Program code embodied on a computer-readable medium may be transmitted using any appropriate medium, including but not limited to wireless, wireline, optical fiber, cable, RF, etc., or any suitable combination of the foregoing. Computer program code for carrying out operations for aspects of the present arrangements may be written in any combination of one or more programming languages, including an object-oriented programming language such as Java™ Smalltalk, C++, or the like and conventional procedural programming languages, such as the “C” programming language or similar programming languages. The program code may execute entirely on the ‘user’s computer, partly on the ‘user’s computer, as a stand-alone software package, partly on the ‘user’s computer and partly on a remote computer, or entirely on the remote computer or server. In the latter scenario, the remote computer may be connected to the ‘user’s computer through any type of network, including a local area network (LAN) or a wide area network (WAN), or the connection may be made to an external computer (for example, through the Internet using an Internet Service Provider).
As used herein, the term “substantially” or “about” includes exactly the term it modifies and slight variations therefrom. Thus, the term “substantially equal” means exactly equal and slight variations therefrom. “Slight variations therefrom” can include within 15 percent/units or less, within 14 percent/units or less, within 13 percent/units or less, within 12 percent/units or less, within 11 percent/units or less, within 10 percent/units or less, within 9 percent/units or less, within 8 percent/units or less, within 7 percent/units or less, within 6 percent/units or less, within 5 percent/units or less, within 4 percent/units or less, within 3 percent/units or less, within 2 percent/units or less, or within 1 percent/unit or less. In some instances, “substantially” can include being within normal manufacturing tolerances.
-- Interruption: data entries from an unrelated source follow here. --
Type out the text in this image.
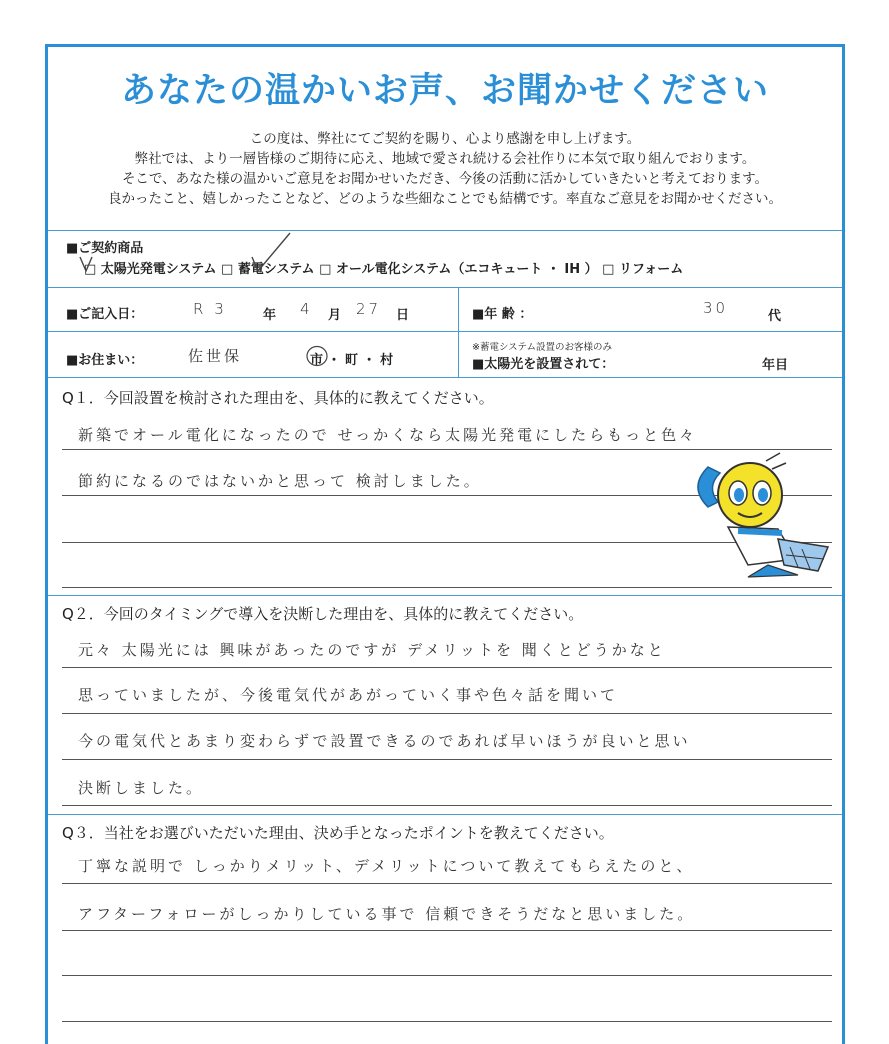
あなたの温かいお声、お聞かせください
この度は、弊社にてご契約を賜り、心より感謝を申し上げます。
弊社では、より一層皆様のご期待に応え、地域で愛され続ける会社作りに本気で取り組んでおります。
そこで、あなた様の温かいご意見をお聞かせいただき、今後の活動に活かしていきたいと考えております。
良かったこと、嬉しかったことなど、どのような些細なことでも結構です。率直なご意見をお聞かせください。
■ご契約商品
□ 太陽光発電システム □ 蓄電システム □ オール電化システム（エコキュート ・ IH ） □ リフォーム
■ご記入日：	R 3	年 4 月 27 日	■年 齢 ：	30	代
■お住まい：	佐世保	市 ・ 町 ・ 村
※蓄電システム設置のお客様のみ
■太陽光を設置されて：	年目
Q１．今回設置を検討された理由を、具体的に教えてください。
新築でオール電化になったので せっかくなら太陽光発電にしたらもっと色々
節約になるのではないかと思って 検討しました。
Q２．今回のタイミングで導入を決断した理由を、具体的に教えてください。
元々 太陽光には 興味があったのですが デメリットを 聞くとどうかなと
思っていましたが、今後電気代があがっていく事や色々話を聞いて
今の電気代とあまり変わらずで設置できるのであれば早いほうが良いと思い
決断しました。
Q３．当社をお選びいただいた理由、決め手となったポイントを教えてください。
丁寧な説明で しっかりメリット、デメリットについて教えてもらえたのと、
アフターフォローがしっかりしている事で 信頼できそうだなと思いました。
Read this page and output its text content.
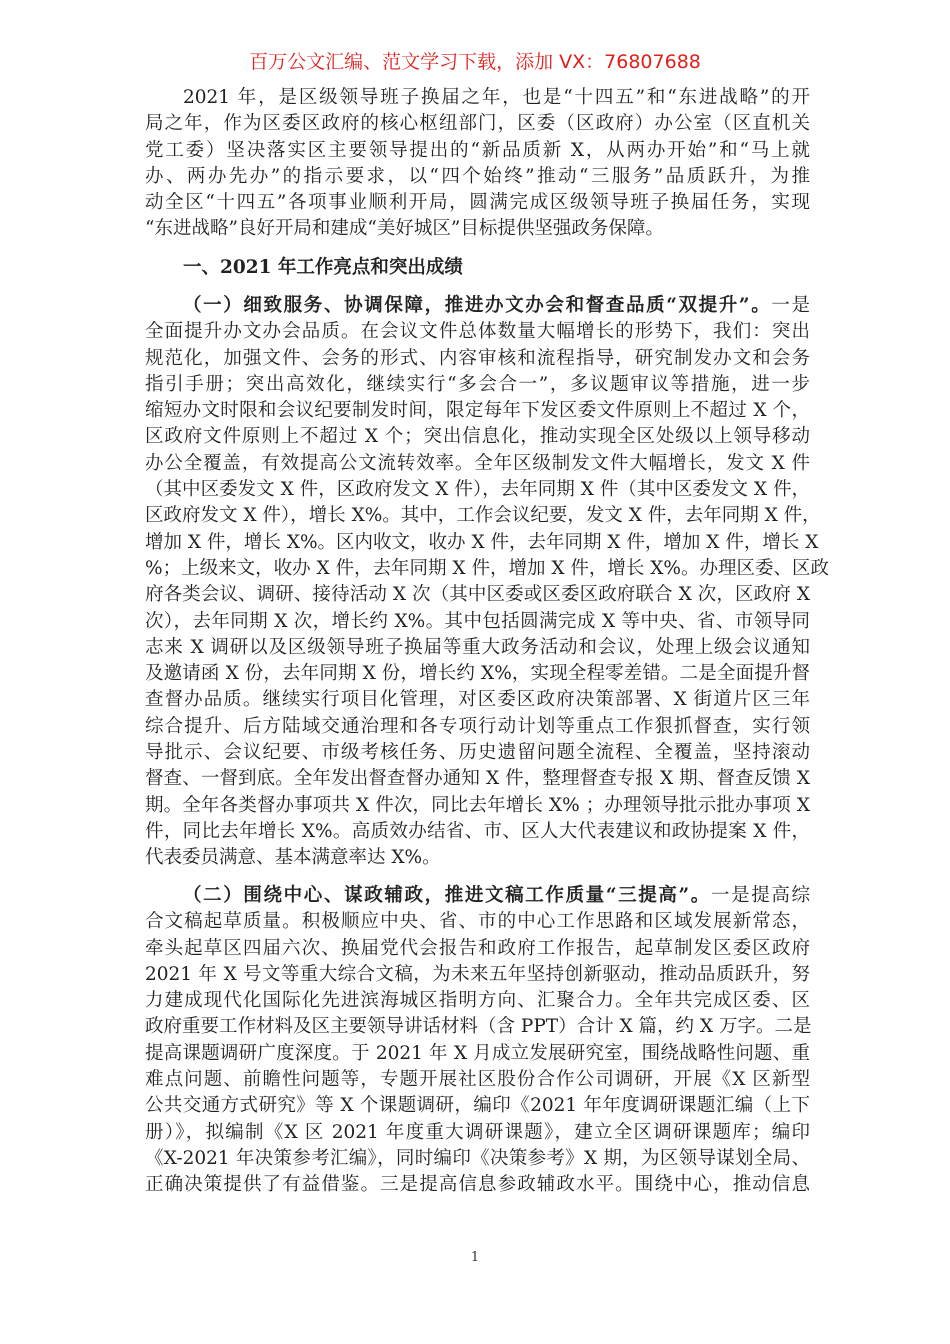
百万公文汇编、范文学习下载，添加 VX：76807688
2021 年，是区级领导班子换届之年，也是“十四五”和“东进战略”的开
局之年，作为区委区政府的核心枢纽部门，区委（区政府）办公室（区直机关
党工委）坚决落实区主要领导提出的“新品质新 X，从两办开始”和“马上就
办、两办先办”的指示要求，以“四个始终”推动“三服务”品质跃升，为推
动全区“十四五”各项事业顺利开局，圆满完成区级领导班子换届任务，实现
“东进战略”良好开局和建成“美好城区”目标提供坚强政务保障。
一、2021 年工作亮点和突出成绩
（一）细致服务、协调保障，推进办文办会和督查品质“双提升”。一是
全面提升办文办会品质。在会议文件总体数量大幅增长的形势下，我们：突出
规范化，加强文件、会务的形式、内容审核和流程指导，研究制发办文和会务
指引手册；突出高效化，继续实行“多会合一”，多议题审议等措施，进一步
缩短办文时限和会议纪要制发时间，限定每年下发区委文件原则上不超过 X 个，
区政府文件原则上不超过 X 个；突出信息化，推动实现全区处级以上领导移动
办公全覆盖，有效提高公文流转效率。全年区级制发文件大幅增长，发文 X 件
（其中区委发文 X 件，区政府发文 X 件），去年同期 X 件（其中区委发文 X 件，
区政府发文 X 件），增长 X%。其中，工作会议纪要，发文 X 件，去年同期 X 件，
增加 X 件，增长 X%。区内收文，收办 X 件，去年同期 X 件，增加 X 件，增长 X
%；上级来文，收办 X 件，去年同期 X 件，增加 X 件，增长 X%。办理区委、区政
府各类会议、调研、接待活动 X 次（其中区委或区委区政府联合 X 次，区政府 X
次），去年同期 X 次，增长约 X%。其中包括圆满完成 X 等中央、省、市领导同
志来 X 调研以及区级领导班子换届等重大政务活动和会议，处理上级会议通知
及邀请函 X 份，去年同期 X 份，增长约 X%，实现全程零差错。二是全面提升督
查督办品质。继续实行项目化管理，对区委区政府决策部署、X 街道片区三年
综合提升、后方陆域交通治理和各专项行动计划等重点工作狠抓督查，实行领
导批示、会议纪要、市级考核任务、历史遗留问题全流程、全覆盖，坚持滚动
督查、一督到底。全年发出督查督办通知 X 件，整理督查专报 X 期、督查反馈 X
期。全年各类督办事项共 X 件次，同比去年增长 X% ；办理领导批示批办事项 X
件，同比去年增长 X%。高质效办结省、市、区人大代表建议和政协提案 X 件，
代表委员满意、基本满意率达 X%。
（二）围绕中心、谋政辅政，推进文稿工作质量“三提高”。一是提高综
合文稿起草质量。积极顺应中央、省、市的中心工作思路和区域发展新常态，
牵头起草区四届六次、换届党代会报告和政府工作报告，起草制发区委区政府
2021 年 X 号文等重大综合文稿，为未来五年坚持创新驱动，推动品质跃升，努
力建成现代化国际化先进滨海城区指明方向、汇聚合力。全年共完成区委、区
政府重要工作材料及区主要领导讲话材料（含 PPT）合计 X 篇，约 X 万字。二是
提高课题调研广度深度。于 2021 年 X 月成立发展研究室，围绕战略性问题、重
难点问题、前瞻性问题等，专题开展社区股份合作公司调研，开展《X 区新型
公共交通方式研究》等 X 个课题调研，编印《2021 年年度调研课题汇编（上下
册）》，拟编制《X 区 2021 年度重大调研课题》，建立全区调研课题库；编印
《X-2021 年决策参考汇编》，同时编印《决策参考》X 期，为区领导谋划全局、
正确决策提供了有益借鉴。三是提高信息参政辅政水平。围绕中心，推动信息
1
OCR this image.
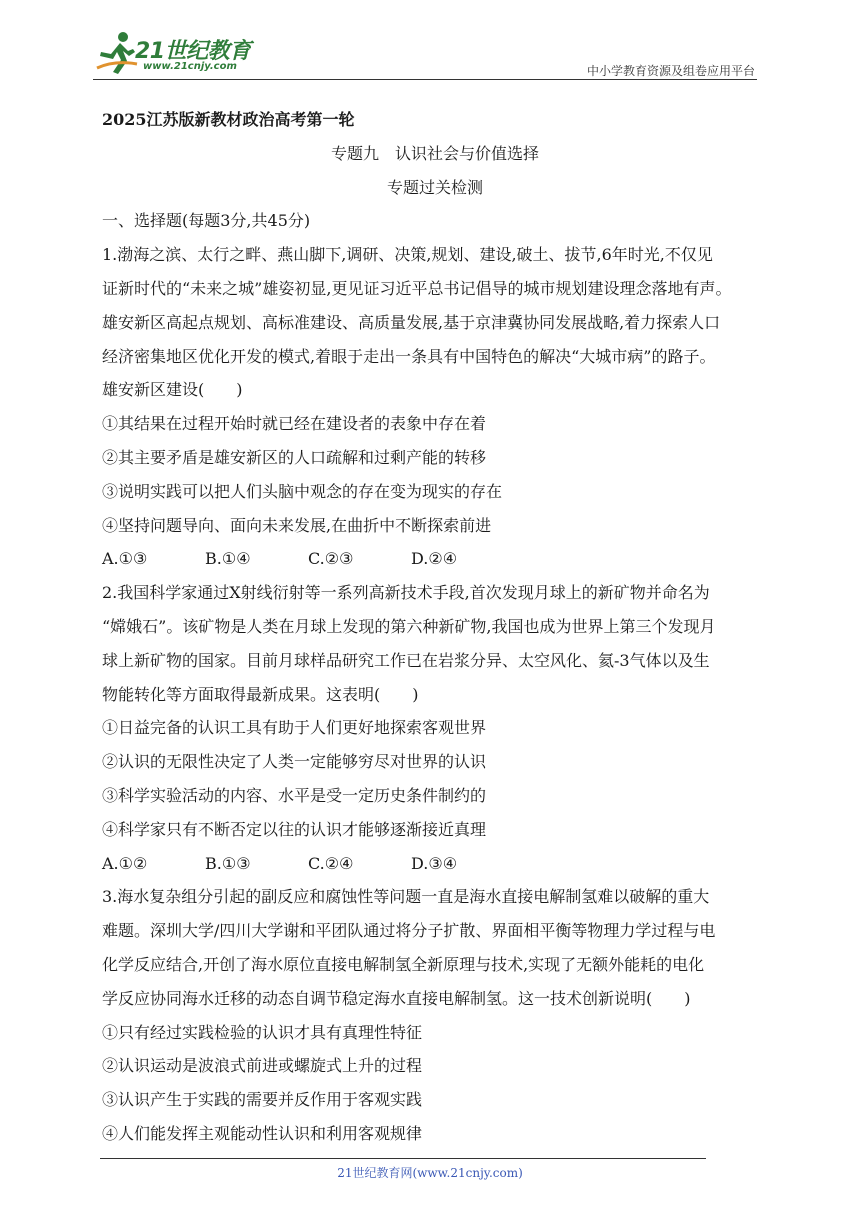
21世纪教育
www.21cnjy.com	中小学教育资源及组卷应用平台
2025江苏版新教材政治高考第一轮
专题九　认识社会与价值选择
专题过关检测
一、选择题(每题3分,共45分)
1.渤海之滨、太行之畔、燕山脚下,调研、决策,规划、建设,破土、拔节,6年时光,不仅见
证新时代的“未来之城”雄姿初显,更见证习近平总书记倡导的城市规划建设理念落地有声。
雄安新区高起点规划、高标准建设、高质量发展,基于京津冀协同发展战略,着力探索人口
经济密集地区优化开发的模式,着眼于走出一条具有中国特色的解决“大城市病”的路子。
雄安新区建设(　　)
①其结果在过程开始时就已经在建设者的表象中存在着
②其主要矛盾是雄安新区的人口疏解和过剩产能的转移
③说明实践可以把人们头脑中观念的存在变为现实的存在
④坚持问题导向、面向未来发展,在曲折中不断探索前进
A.①③	B.①④	C.②③	D.②④
2.我国科学家通过X射线衍射等一系列高新技术手段,首次发现月球上的新矿物并命名为
“嫦娥石”。该矿物是人类在月球上发现的第六种新矿物,我国也成为世界上第三个发现月
球上新矿物的国家。目前月球样品研究工作已在岩浆分异、太空风化、氦-3气体以及生
物能转化等方面取得最新成果。这表明(　　)
①日益完备的认识工具有助于人们更好地探索客观世界
②认识的无限性决定了人类一定能够穷尽对世界的认识
③科学实验活动的内容、水平是受一定历史条件制约的
④科学家只有不断否定以往的认识才能够逐渐接近真理
A.①②	B.①③	C.②④	D.③④
3.海水复杂组分引起的副反应和腐蚀性等问题一直是海水直接电解制氢难以破解的重大
难题。深圳大学/四川大学谢和平团队通过将分子扩散、界面相平衡等物理力学过程与电
化学反应结合,开创了海水原位直接电解制氢全新原理与技术,实现了无额外能耗的电化
学反应协同海水迁移的动态自调节稳定海水直接电解制氢。这一技术创新说明(　　)
①只有经过实践检验的认识才具有真理性特征
②认识运动是波浪式前进或螺旋式上升的过程
③认识产生于实践的需要并反作用于客观实践
④人们能发挥主观能动性认识和利用客观规律
21世纪教育网(www.21cnjy.com)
The terms “a” and “an,” as used herein, are defined as one or more than one. The term “plurality,” as used herein, is defined as two or more than two. The term “another,” as used herein, is defined as at least a second or more. The terms “including” and/or “having,” as used herein, are defined as comprising (i.e. open language). The phrase “at least one of . . . and . . . ” as used herein refers to and encompasses any and all possible combinations of one or more of the associated listed items. As an example, the phrase “at least one of A, B and C” includes A only, B only, C only, or any combination thereof (e.g., AB, AC, BC, or ABC).
Aspects herein can be embodied in other forms without departing from the spirit or essential attributes thereof. Accordingly, reference should be made to the following claims, rather than to the foregoing specification, as indicating the scope of the invention.